Well, during the autumn of my second year at Divinity School I became close to a handsome young man who had caught my eye the year before, but he wasn’t single at the time. Now, at the start of our second year, his long-distance relationship of three years was unraveling, and I have to admit I kind of swooped in. It wasn’t long before we were an item. One of my favorite memories of our relationship is how he had his college friends visiting around Christmas time, all of them from a singing troupe at their old school, and he had them stand around me in a semi-circle while they serenaded me with jazzy Christmas carols.
But one of the most attractive things for me about this guy was that he had money. He came from money. I eventually learned that his family’s trust fund generated over $30,000 a year income for each individual family member. That’s on top of any help his parents chose to give him, for example, paying the high tuition at Harvard; amazing vacations in tropical places during cold months; snazzy cars.
I grew up blue collar (at best) and I was quite taken with the idea that a wealthy family like his might take me in and provide for me the rest of my life. Honestly, this wasn’t the reason that I was in a relationship with him, because I had no inkling of his money when we first began dating. But what an attractive notion. Financial security for the rest of my life, whether I worked or not. No student loans, no borrowing to buy a house. So this is what wealth feels like!
At the same time, I noticed that this fellow had developed behaviors around this wealth, and it was a real lesson to me about how significant wealth can set people apart. He was secretive about it, and rarely wanted to discuss his or his family’s situation. Money was taboo.
When we went out to dinner, there was no question that we were splitting the bill right down the middle, because he never offered to pick it up (despite the fact that he knew I was heavily indebted and struggling to get by). When he went on vacation with his family, he was elusive about where they were going and what they were doing. I wasn’t invited, and fair enough because we really only dated three or four months.

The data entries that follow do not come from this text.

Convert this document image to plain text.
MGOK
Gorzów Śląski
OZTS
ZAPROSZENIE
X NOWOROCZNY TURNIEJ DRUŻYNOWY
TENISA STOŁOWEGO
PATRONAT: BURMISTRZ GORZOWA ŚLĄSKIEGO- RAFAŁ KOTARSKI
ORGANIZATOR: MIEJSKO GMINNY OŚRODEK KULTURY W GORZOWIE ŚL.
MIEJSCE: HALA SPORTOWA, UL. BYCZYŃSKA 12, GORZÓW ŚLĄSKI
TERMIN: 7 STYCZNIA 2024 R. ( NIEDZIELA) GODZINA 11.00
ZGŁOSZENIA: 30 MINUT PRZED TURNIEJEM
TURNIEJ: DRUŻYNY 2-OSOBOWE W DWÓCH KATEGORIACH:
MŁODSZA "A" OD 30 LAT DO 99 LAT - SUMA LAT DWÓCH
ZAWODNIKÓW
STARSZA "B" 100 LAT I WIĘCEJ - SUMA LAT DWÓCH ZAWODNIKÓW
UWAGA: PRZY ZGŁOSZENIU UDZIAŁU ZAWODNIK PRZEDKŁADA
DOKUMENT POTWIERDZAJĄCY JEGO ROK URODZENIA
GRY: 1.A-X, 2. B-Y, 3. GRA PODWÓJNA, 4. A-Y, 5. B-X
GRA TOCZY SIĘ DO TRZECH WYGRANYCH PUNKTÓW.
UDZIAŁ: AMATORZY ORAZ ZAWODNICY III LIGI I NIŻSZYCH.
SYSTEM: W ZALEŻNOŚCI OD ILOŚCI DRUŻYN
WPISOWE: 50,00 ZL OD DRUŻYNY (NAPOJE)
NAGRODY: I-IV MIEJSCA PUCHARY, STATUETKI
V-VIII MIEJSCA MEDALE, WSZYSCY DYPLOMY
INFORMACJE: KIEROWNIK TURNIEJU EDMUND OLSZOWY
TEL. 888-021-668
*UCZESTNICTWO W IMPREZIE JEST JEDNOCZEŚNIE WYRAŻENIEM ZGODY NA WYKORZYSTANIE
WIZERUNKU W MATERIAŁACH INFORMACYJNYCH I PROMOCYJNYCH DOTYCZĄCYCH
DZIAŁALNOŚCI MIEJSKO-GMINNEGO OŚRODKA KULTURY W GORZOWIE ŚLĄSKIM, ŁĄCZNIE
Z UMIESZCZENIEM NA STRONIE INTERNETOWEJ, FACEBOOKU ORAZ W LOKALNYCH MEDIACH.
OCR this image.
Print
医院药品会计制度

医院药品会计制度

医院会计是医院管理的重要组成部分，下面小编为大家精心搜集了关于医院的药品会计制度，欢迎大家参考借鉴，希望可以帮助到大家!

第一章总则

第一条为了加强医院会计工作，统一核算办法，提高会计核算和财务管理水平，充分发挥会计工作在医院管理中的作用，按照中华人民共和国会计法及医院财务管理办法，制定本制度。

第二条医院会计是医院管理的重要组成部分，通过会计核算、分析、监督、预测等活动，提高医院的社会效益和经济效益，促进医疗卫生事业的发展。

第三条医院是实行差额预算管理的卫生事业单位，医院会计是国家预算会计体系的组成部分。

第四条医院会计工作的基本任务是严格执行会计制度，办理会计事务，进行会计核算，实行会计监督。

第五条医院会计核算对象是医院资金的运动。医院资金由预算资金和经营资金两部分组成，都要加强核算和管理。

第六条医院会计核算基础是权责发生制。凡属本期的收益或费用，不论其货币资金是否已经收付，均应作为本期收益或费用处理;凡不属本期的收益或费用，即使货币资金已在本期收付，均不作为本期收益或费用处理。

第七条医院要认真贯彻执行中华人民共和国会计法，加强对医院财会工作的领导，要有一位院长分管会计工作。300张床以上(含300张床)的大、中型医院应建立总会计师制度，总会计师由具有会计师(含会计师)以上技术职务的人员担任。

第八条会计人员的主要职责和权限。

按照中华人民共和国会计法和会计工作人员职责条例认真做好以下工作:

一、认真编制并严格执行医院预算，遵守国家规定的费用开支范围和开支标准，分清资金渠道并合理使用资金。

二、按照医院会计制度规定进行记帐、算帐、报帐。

But the lesson I learned is that, for many people, having wealth means living in a bubble. There is the wealthy world, and then everything else around it. Secrecy surrounds wealth, I think, because if you communicate your status, you are opening yourself to a host of requests, and more importantly, feelings of guilt for not answering them. If people don’t know you have a big chunk of change, they can’t ask you for help, and so you don’t have the quandary of (a) helping out, and losing some of your wealth or (b) declining to help, and feeling guilty.
It wasn’t long before we broke up. I couldn’t say exactly why. But within a few weeks, he had hooked up with another Harvard student who was a trust fund baby, and I hear tell that even now, more than 10 years later, they are still together. And maybe that’s something else I’ve learned: you can love whomever you want. But money always loves more money!